You are naturally bound to love him. Yet it is but rarely that you
speak to him."

"My father! you know he does not like me, my presence is always a
source of irritation to him, he cannot even bear me to look at him."

"Oh, surely that must be your fancy; probably he thinks you do not
care about him. He has always been a strange and wayward man, I know,
but you should remember that he has had bitter disappointments in
life, and try to soften him and win him to other thoughts. Do this and
you will soon find that he will be glad enough of your company."

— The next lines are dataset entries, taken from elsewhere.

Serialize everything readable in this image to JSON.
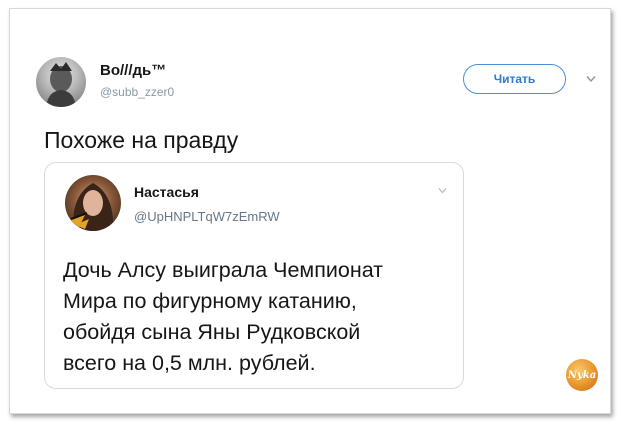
{
  "tweet": {
    "author_name": "Bo///дь™",
    "author_handle": "@subb_zzer0",
    "follow_label": "Читать",
    "text": "Похоже на правду"
  },
  "quoted": {
    "author_name": "Настасья",
    "author_handle": "@UpHNPLTqW7zEmRW",
    "lines": [
      "Дочь Алсу выиграла Чемпионат",
      "Мира по фигурному катанию,",
      "обойдя сына Яны Рудковской",
      "всего на 0,5 млн. рублей."
    ]
  },
  "watermark": {
    "text": "Nyka"
  },
  "colors": {
    "accent": "#2b7bd3",
    "text": "#14171a",
    "muted": "#8899a6"
  }
}
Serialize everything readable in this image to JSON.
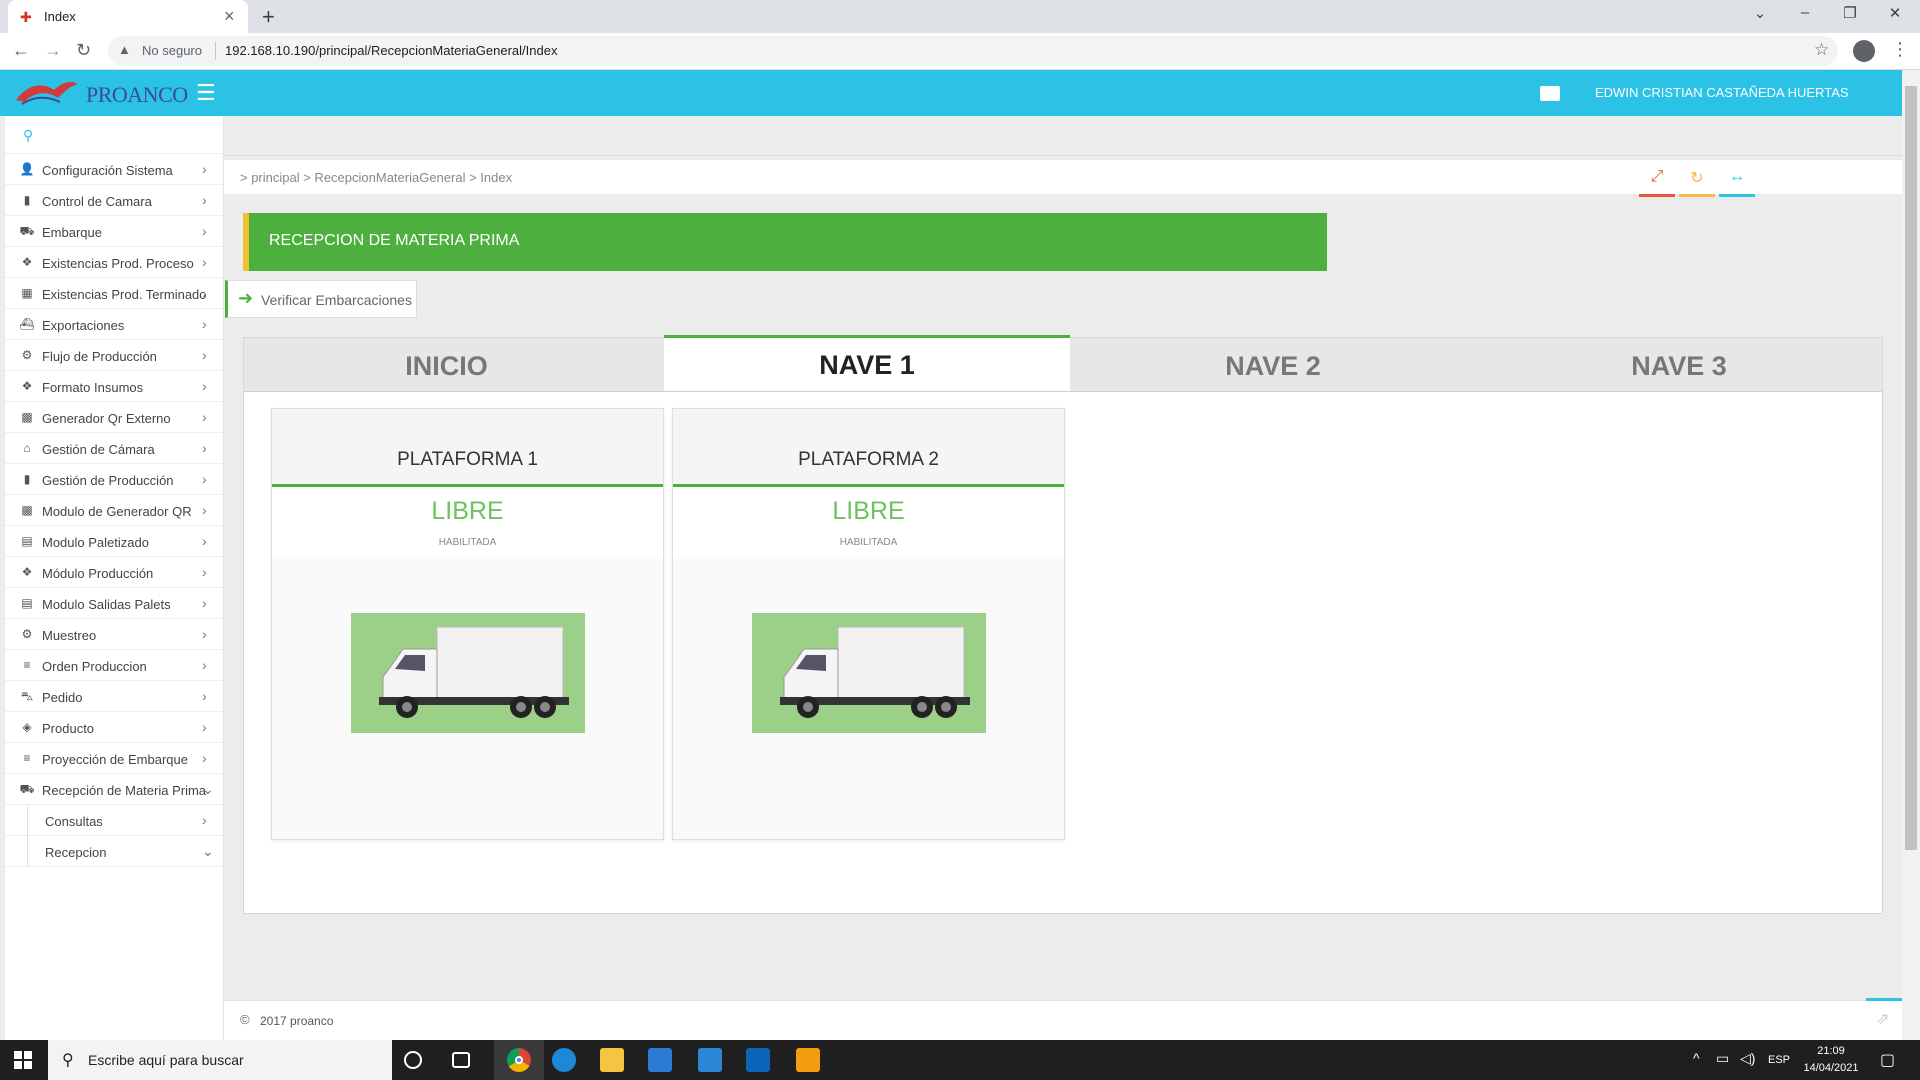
{
  "browser": {
    "tab_title": "Index",
    "security_label": "No seguro",
    "url": "192.168.10.190/principal/RecepcionMateriaGeneral/Index"
  },
  "header": {
    "logo_text": "PROANCO",
    "user_name": "EDWIN CRISTIAN CASTAÑEDA HUERTAS",
    "accent_color": "#2bc2e6"
  },
  "sidebar": {
    "items": [
      {
        "label": "Configuración Sistema",
        "icon": "user-icon"
      },
      {
        "label": "Control de Camara",
        "icon": "bar-chart-icon"
      },
      {
        "label": "Embarque",
        "icon": "truck-icon"
      },
      {
        "label": "Existencias Prod. Proceso",
        "icon": "cubes-icon"
      },
      {
        "label": "Existencias Prod. Terminado",
        "icon": "building-icon"
      },
      {
        "label": "Exportaciones",
        "icon": "ship-icon"
      },
      {
        "label": "Flujo de Producción",
        "icon": "cogs-icon"
      },
      {
        "label": "Formato Insumos",
        "icon": "cubes-icon"
      },
      {
        "label": "Generador Qr Externo",
        "icon": "qrcode-icon"
      },
      {
        "label": "Gestión de Cámara",
        "icon": "bank-icon"
      },
      {
        "label": "Gestión de Producción",
        "icon": "bar-chart-icon"
      },
      {
        "label": "Modulo de Generador QR",
        "icon": "qrcode-icon"
      },
      {
        "label": "Modulo Paletizado",
        "icon": "calendar-icon"
      },
      {
        "label": "Módulo Producción",
        "icon": "cubes-icon"
      },
      {
        "label": "Modulo Salidas Palets",
        "icon": "calendar-icon"
      },
      {
        "label": "Muestreo",
        "icon": "cogs-icon"
      },
      {
        "label": "Orden Produccion",
        "icon": "sliders-icon"
      },
      {
        "label": "Pedido",
        "icon": "cart-icon"
      },
      {
        "label": "Producto",
        "icon": "cube-icon"
      },
      {
        "label": "Proyección de Embarque",
        "icon": "sliders-icon"
      },
      {
        "label": "Recepción de Materia Prima",
        "icon": "truck-icon"
      }
    ],
    "sub_items": [
      {
        "label": "Consultas"
      },
      {
        "label": "Recepcion"
      }
    ]
  },
  "breadcrumb": "> principal > RecepcionMateriaGeneral > Index",
  "page": {
    "banner_title": "RECEPCION DE MATERIA PRIMA",
    "verify_button": "Verificar Embarcaciones"
  },
  "tabs": [
    {
      "label": "INICIO",
      "active": false
    },
    {
      "label": "NAVE 1",
      "active": true
    },
    {
      "label": "NAVE 2",
      "active": false
    },
    {
      "label": "NAVE 3",
      "active": false
    }
  ],
  "platforms": [
    {
      "title": "PLATAFORMA 1",
      "status": "LIBRE",
      "substatus": "HABILITADA"
    },
    {
      "title": "PLATAFORMA 2",
      "status": "LIBRE",
      "substatus": "HABILITADA"
    }
  ],
  "footer": {
    "copyright": "2017 proanco"
  },
  "taskbar": {
    "search_placeholder": "Escribe aquí para buscar",
    "language": "ESP",
    "time": "21:09",
    "date": "14/04/2021"
  },
  "colors": {
    "banner_green": "#4caf3e",
    "banner_accent": "#f2c12e",
    "status_green": "#6cc35a",
    "tool_red": "#e9573f",
    "tool_yellow": "#f6bb42",
    "tool_blue": "#2bc2e6"
  }
}
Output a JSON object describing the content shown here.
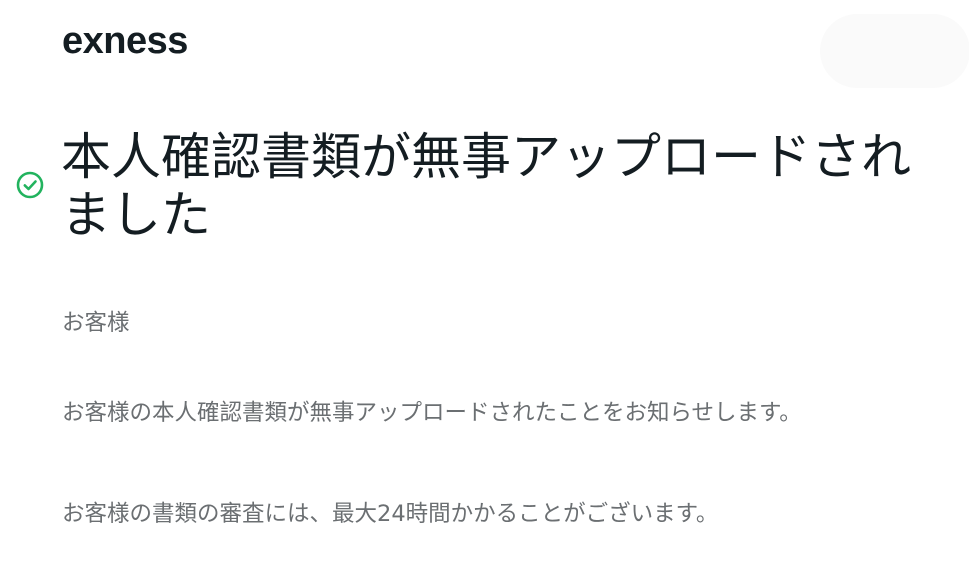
{
  "header": {
    "logo_text": "exness"
  },
  "status": {
    "icon": "check-circle-icon",
    "color": "#22b35e"
  },
  "title": "本人確認書類が無事アップロードされました",
  "body": {
    "greeting": "お客様",
    "paragraph_1": "お客様の本人確認書類が無事アップロードされたことをお知らせします。",
    "paragraph_2": "お客様の書類の審査には、最大24時間かかることがございます。"
  }
}
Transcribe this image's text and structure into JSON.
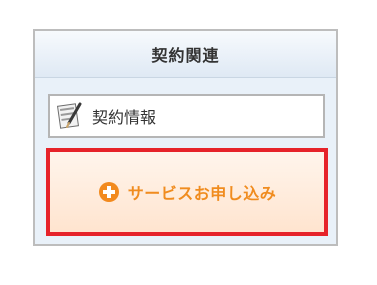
{
  "panel": {
    "title": "契約関連"
  },
  "contract_info": {
    "icon": "document-pen-icon",
    "label": "契約情報"
  },
  "service_apply": {
    "icon": "plus-circle-icon",
    "label": "サービスお申し込み",
    "highlight_color": "#e6232a",
    "text_color": "#f08c1f"
  }
}
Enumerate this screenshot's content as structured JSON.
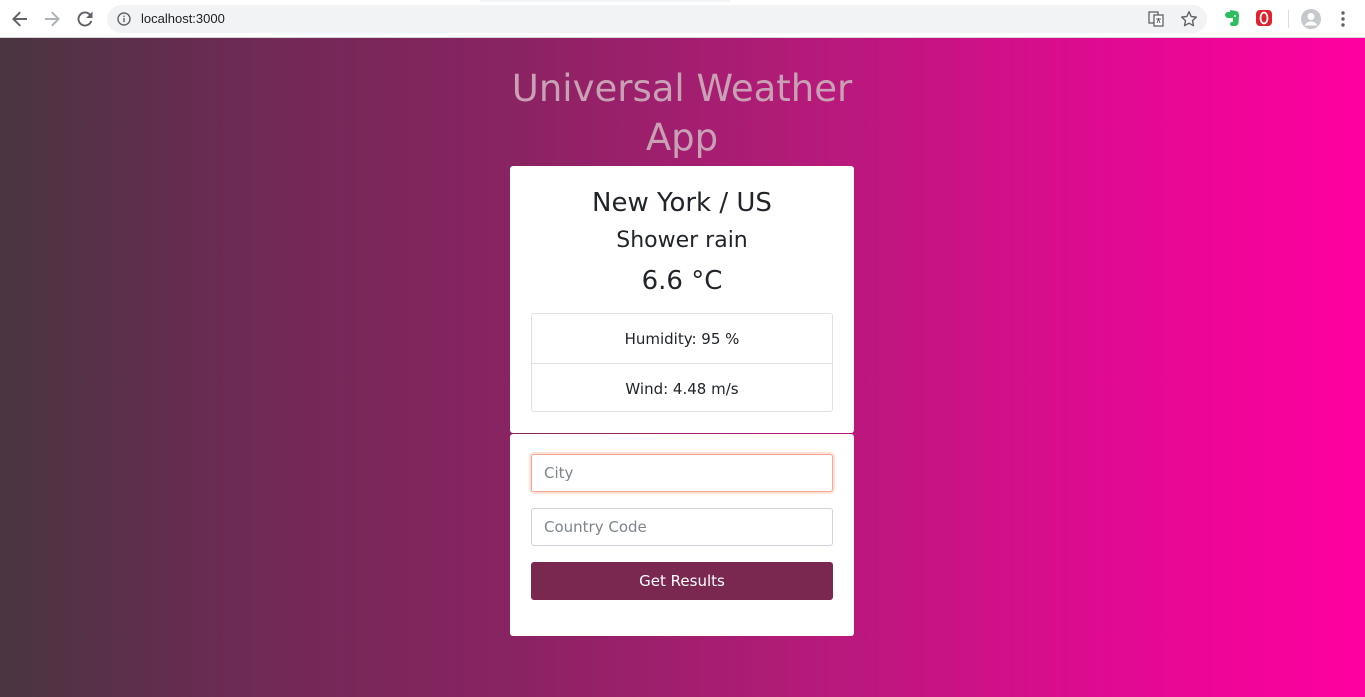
{
  "browser": {
    "url": "localhost:3000"
  },
  "app": {
    "title": "Universal Weather App"
  },
  "weather": {
    "location": "New York / US",
    "description": "Shower rain",
    "temperature": "6.6 °C",
    "humidity": "Humidity: 95 %",
    "wind": "Wind: 4.48 m/s"
  },
  "form": {
    "city_placeholder": "City",
    "country_placeholder": "Country Code",
    "submit_label": "Get Results"
  },
  "colors": {
    "gradient_start": "#4a3540",
    "gradient_end": "#ff00a0",
    "button": "#7a2850",
    "title": "#c9a1b4"
  }
}
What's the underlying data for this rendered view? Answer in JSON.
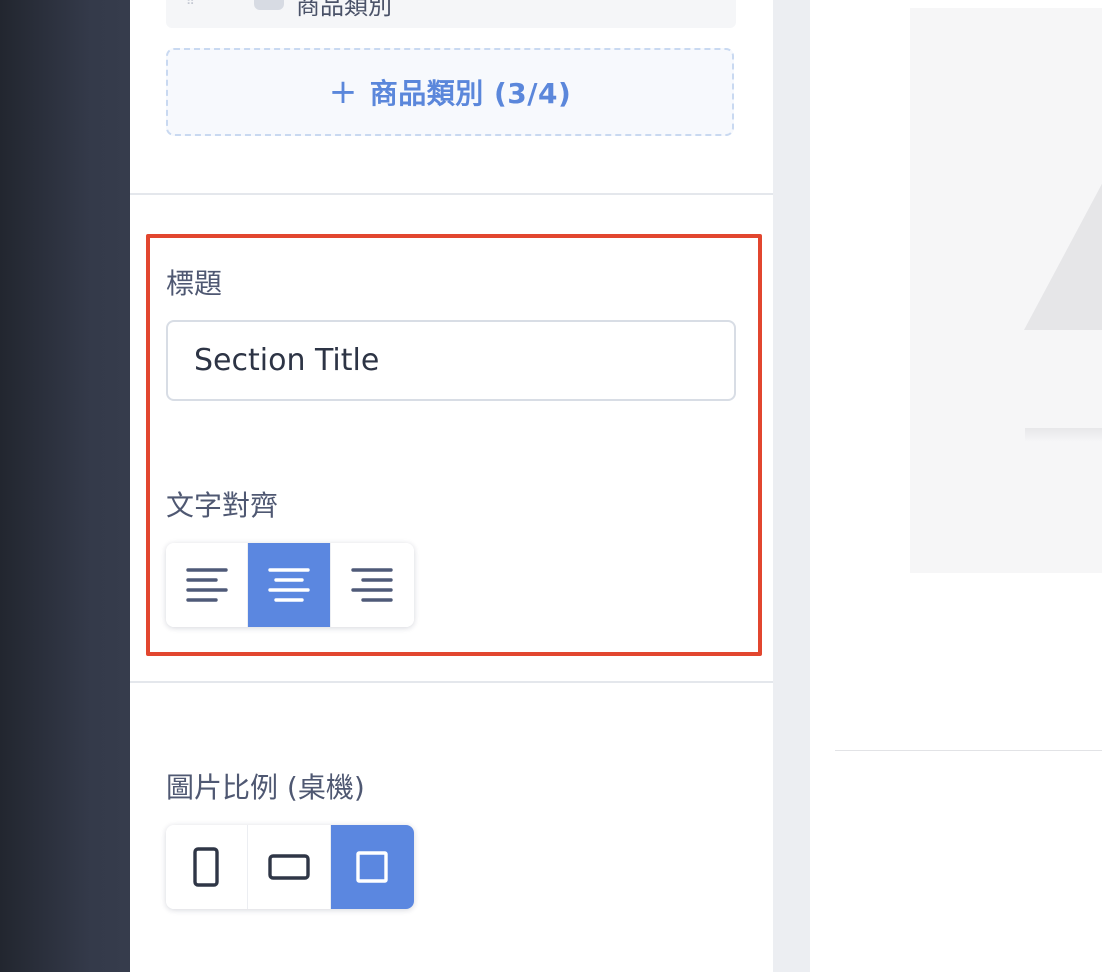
{
  "category_list": {
    "cutoff_item_label": "商品類別",
    "add_category_label": "商品類別 (3/4)"
  },
  "title_field": {
    "label": "標題",
    "value": "Section Title"
  },
  "text_align": {
    "label": "文字對齊",
    "options": [
      "left",
      "center",
      "right"
    ],
    "selected": "center"
  },
  "image_ratio": {
    "label": "圖片比例 (桌機)",
    "options": [
      "portrait",
      "landscape",
      "square"
    ],
    "selected": "square"
  },
  "colors": {
    "accent": "#5b87e0",
    "highlight_border": "#e2462f",
    "sidebar": "#343a4a"
  }
}
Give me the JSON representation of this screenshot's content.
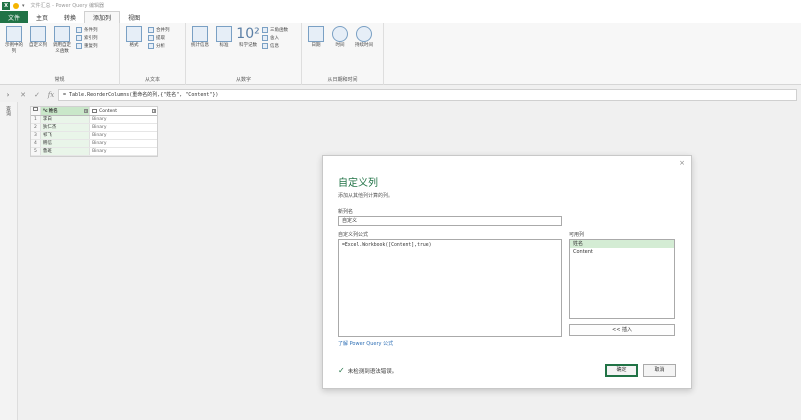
{
  "window": {
    "app_logo": "X",
    "title": "文件汇总 - Power Query 编辑器"
  },
  "ribbon_tabs": [
    {
      "label": "文件"
    },
    {
      "label": "主页"
    },
    {
      "label": "转换"
    },
    {
      "label": "添加列"
    },
    {
      "label": "视图"
    }
  ],
  "ribbon": {
    "group_general": {
      "label": "常规",
      "btn1": "示例中的列",
      "btn2": "自定义列",
      "btn3": "调用自定义函数",
      "small1": "条件列",
      "small2": "索引列",
      "small3": "重复列"
    },
    "group_text": {
      "label": "从文本",
      "btn1": "格式",
      "small1": "合并列",
      "small2": "提取",
      "small3": "分析"
    },
    "group_number": {
      "label": "从数字",
      "btn1": "统计信息",
      "btn2": "标准",
      "btn3": "科学记数",
      "big_text": "10²",
      "small1": "三角函数",
      "small2": "舍入",
      "small3": "信息"
    },
    "group_date": {
      "label": "从日期和时间",
      "btn1": "日期",
      "btn2": "时间",
      "btn3": "持续时间"
    }
  },
  "formula_bar": {
    "formula": "= Table.ReorderColumns(重命名的列,{\"姓名\", \"Content\"})"
  },
  "queries_label": "查询",
  "grid": {
    "headers": {
      "name": "姓名",
      "content": "Content"
    },
    "rows": [
      {
        "idx": "1",
        "name": "李白",
        "content": "Binary"
      },
      {
        "idx": "2",
        "name": "狄仁杰",
        "content": "Binary"
      },
      {
        "idx": "3",
        "name": "祁飞",
        "content": "Binary"
      },
      {
        "idx": "4",
        "name": "韩信",
        "content": "Binary"
      },
      {
        "idx": "5",
        "name": "鲁班",
        "content": "Binary"
      }
    ]
  },
  "dialog": {
    "close": "×",
    "title": "自定义列",
    "description": "添加从其他列计算的列。",
    "new_column_label": "新列名",
    "new_column_value": "自定义",
    "formula_label": "自定义列公式",
    "formula_value": "=Excel.Workbook([Content],true)",
    "available_label": "可用列",
    "available_columns": [
      "姓名",
      "Content"
    ],
    "insert_button": "<< 插入",
    "learn_link": "了解 Power Query 公式",
    "status_text": "未检测到语法错误。",
    "ok_button": "确定",
    "cancel_button": "取消"
  }
}
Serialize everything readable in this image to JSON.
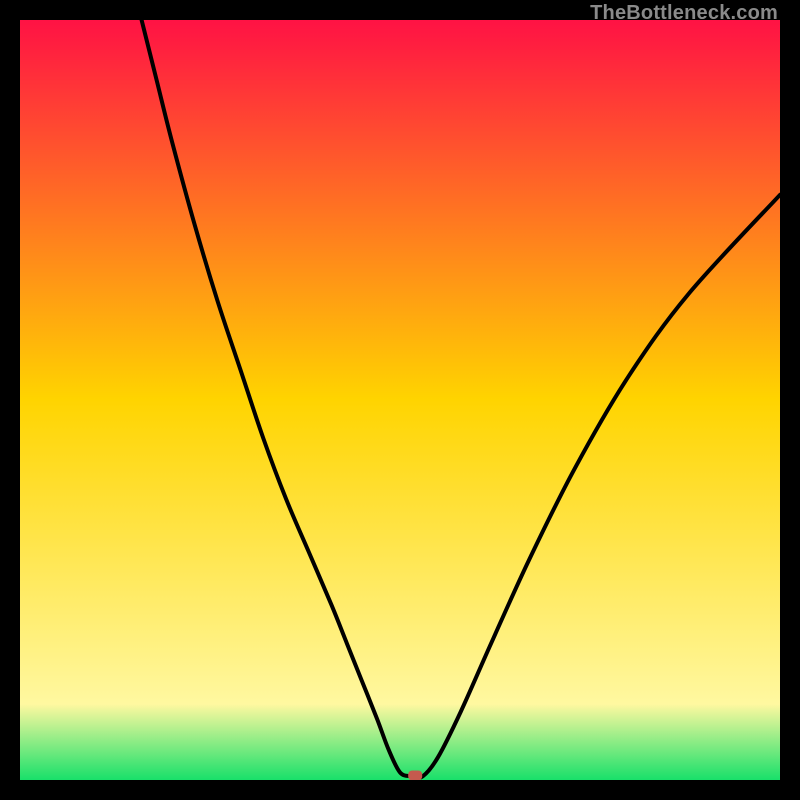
{
  "watermark": "TheBottleneck.com",
  "chart_data": {
    "type": "line",
    "title": "",
    "xlabel": "",
    "ylabel": "",
    "xlim": [
      0,
      100
    ],
    "ylim": [
      0,
      100
    ],
    "grid": false,
    "series": [
      {
        "name": "bottleneck-curve",
        "x": [
          16,
          18,
          20,
          23,
          26,
          29,
          32,
          35,
          38,
          41,
          43,
          45,
          47,
          48.5,
          50,
          51.5,
          53,
          55,
          58,
          62,
          67,
          73,
          80,
          88,
          100
        ],
        "y": [
          100,
          92,
          84,
          73,
          63,
          54,
          45,
          37,
          30,
          23,
          18,
          13,
          8,
          4,
          1,
          0.5,
          0.5,
          3,
          9,
          18,
          29,
          41,
          53,
          64,
          77
        ]
      }
    ],
    "marker": {
      "x": 52,
      "y": 0.6,
      "color": "#c55a4e"
    },
    "background_gradient": {
      "stops": [
        {
          "pct": 0,
          "color": "#ff1244"
        },
        {
          "pct": 50,
          "color": "#ffd400"
        },
        {
          "pct": 90,
          "color": "#fff8a0"
        },
        {
          "pct": 100,
          "color": "#18e06a"
        }
      ]
    }
  }
}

"I will try to do as you say, Mr. Fraser, but I confess I have only
small hopes of any success in that direction. Have you any parish work
I can do?"

Nor did the matter end there, as is so often the case where parish
work and young ladies are concerned. Angela set to her charitable
duties with a steady determination that made her services very
valuable. She undertook the sole management of a clothing club, in
itself a maddening thing to ordinary mortals, and had an eye to the
distribution of the parish coals. Of mothers' meetings and other
cheerful parochial entertainments, she became the life and soul.
Giving up her mathematics and classical reading, she took to knitting
babies' vests and socks instead; indeed, the number of articles which
her nimble fingers turned out in a fortnight was a pleasant surprise
for the cold toes of the babies. And, as Mr. Fraser had prophesied,
she found that her labour was of a sort which brought a certain
reward.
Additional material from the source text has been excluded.